しかし、この店の1日の販売数は約2万個。年間700万個以上。たった1つの菓子店がこの数字を出しているのは、レシピの秘密性が観光客を呼ぶマーケティングとして完璧に機能しているからだ。

修道院から生まれた理由

ナタの起源は18世紀のジェロニモス修道院。当時、修道院では大量の卵白を使って修道服の糊付け(ノリとして使う)をしていた。残った卵黄をどう使うかが問題になり、カスタードを作って焼いたのが始まりとされる。

1834年のリベラル革命で修道院が閉鎖されたとき、修道女がレシピを近くの砂糖精製工場の経営者に売った。それがPastéis de Belémの起源だ。

ナタの正しい食べ方

ポルトガル人にとってナタは「朝のエスプレッソと一緒に食べるもの」だ。焼きたてを注文し、シナモンパウダーか粉砂糖を振って、カウンターで立ったまま食べる。

表面は焦げてカラメル化していて、中のカスタードはとろりとしている。パイ生地はサクサクでバターの香りが強い。焼いてから15分以内が最も美味しい。

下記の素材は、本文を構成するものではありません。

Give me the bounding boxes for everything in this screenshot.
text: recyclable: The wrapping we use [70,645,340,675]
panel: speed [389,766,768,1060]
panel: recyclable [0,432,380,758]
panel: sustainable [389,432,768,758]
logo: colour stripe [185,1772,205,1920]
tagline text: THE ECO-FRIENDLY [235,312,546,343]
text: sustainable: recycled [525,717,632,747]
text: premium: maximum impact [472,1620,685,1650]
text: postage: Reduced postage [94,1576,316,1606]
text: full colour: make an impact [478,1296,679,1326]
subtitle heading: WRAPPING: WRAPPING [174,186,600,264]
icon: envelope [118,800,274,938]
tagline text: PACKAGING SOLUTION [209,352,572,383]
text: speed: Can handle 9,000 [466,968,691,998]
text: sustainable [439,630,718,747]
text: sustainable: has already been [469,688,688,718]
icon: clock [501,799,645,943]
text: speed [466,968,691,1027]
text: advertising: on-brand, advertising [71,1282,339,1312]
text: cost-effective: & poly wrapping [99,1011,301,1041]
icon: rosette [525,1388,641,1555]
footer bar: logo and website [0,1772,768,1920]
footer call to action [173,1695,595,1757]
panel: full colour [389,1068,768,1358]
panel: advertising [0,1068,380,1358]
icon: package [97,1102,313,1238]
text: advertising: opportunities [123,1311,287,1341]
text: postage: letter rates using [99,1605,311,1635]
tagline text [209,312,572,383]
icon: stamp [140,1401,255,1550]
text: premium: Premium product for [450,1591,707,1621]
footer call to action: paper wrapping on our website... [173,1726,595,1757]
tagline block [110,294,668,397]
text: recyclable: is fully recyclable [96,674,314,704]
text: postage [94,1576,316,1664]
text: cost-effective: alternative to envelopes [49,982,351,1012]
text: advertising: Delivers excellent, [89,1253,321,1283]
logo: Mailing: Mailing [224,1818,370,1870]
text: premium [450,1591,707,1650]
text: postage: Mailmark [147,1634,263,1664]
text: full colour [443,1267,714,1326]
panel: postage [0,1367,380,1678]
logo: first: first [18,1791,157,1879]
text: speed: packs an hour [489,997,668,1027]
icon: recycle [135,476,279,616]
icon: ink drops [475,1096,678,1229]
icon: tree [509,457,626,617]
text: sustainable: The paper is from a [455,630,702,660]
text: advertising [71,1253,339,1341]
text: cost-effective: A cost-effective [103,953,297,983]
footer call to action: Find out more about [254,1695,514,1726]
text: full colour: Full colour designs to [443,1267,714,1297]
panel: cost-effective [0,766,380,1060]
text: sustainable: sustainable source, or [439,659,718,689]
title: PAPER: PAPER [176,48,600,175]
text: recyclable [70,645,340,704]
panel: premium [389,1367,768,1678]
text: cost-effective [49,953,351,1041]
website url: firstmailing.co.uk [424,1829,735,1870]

1個EUR1.30〜2.00(約208〜320円)。Pastéis de BelémではEUR1.40(約224円)。観光地のカフェではEUR3〜4になることもある。

世界に広まったルート

大航海時代にポルトガル人が世界中に散らばったとき、ナタのレシピも一緒に旅をした。

マカオに伝わったナタは、1990年代にイギリス人シェフAndrew Stowが改良してマカオ名物になった。彼のLord Stow's Bakeryは今も営業中で、マカオ土産の定番だ。マカオ経由で香港、台湾、中国本土に広がった。

日本のコンビニで「エッグタルト」として売られているものは、マカオ経由のポルトガル菓子だ。

2010年代以降、ロンドン・パリ・ベルリンでもナタ専門店が増えた。ロンドンのNata Pureは複数店舗を展開し、1日に数千個を販売する。ソウルではナタ専門カフェがトレンドになっている。

レシピの非公開がブランドになる

Pastéis de Belémがレシピを公開しない戦略は、コカ・コーラの秘密のフォーミュラに通じる。「ここでしか食べられない本物」というストーリーが、年間数百万人の観光客をベレンに引き寄せる。

実際には、ポルトガル中のパン屋がそれぞれのナタを焼いている。どの町にもPastelaria(菓子店)があり、それぞれ微妙に味が違う。地元民はPastéis de Belémよりも近所のPastelariaのナタの方が美味いと言い張る。

どの店のナタが最も美味いかは、ポルトガル在住者の間で永遠に決着がつかない議論だ。引っ越したら、まず近所のPastelariaでナタの味を確認する。それが新しい街への挨拶代わりになる。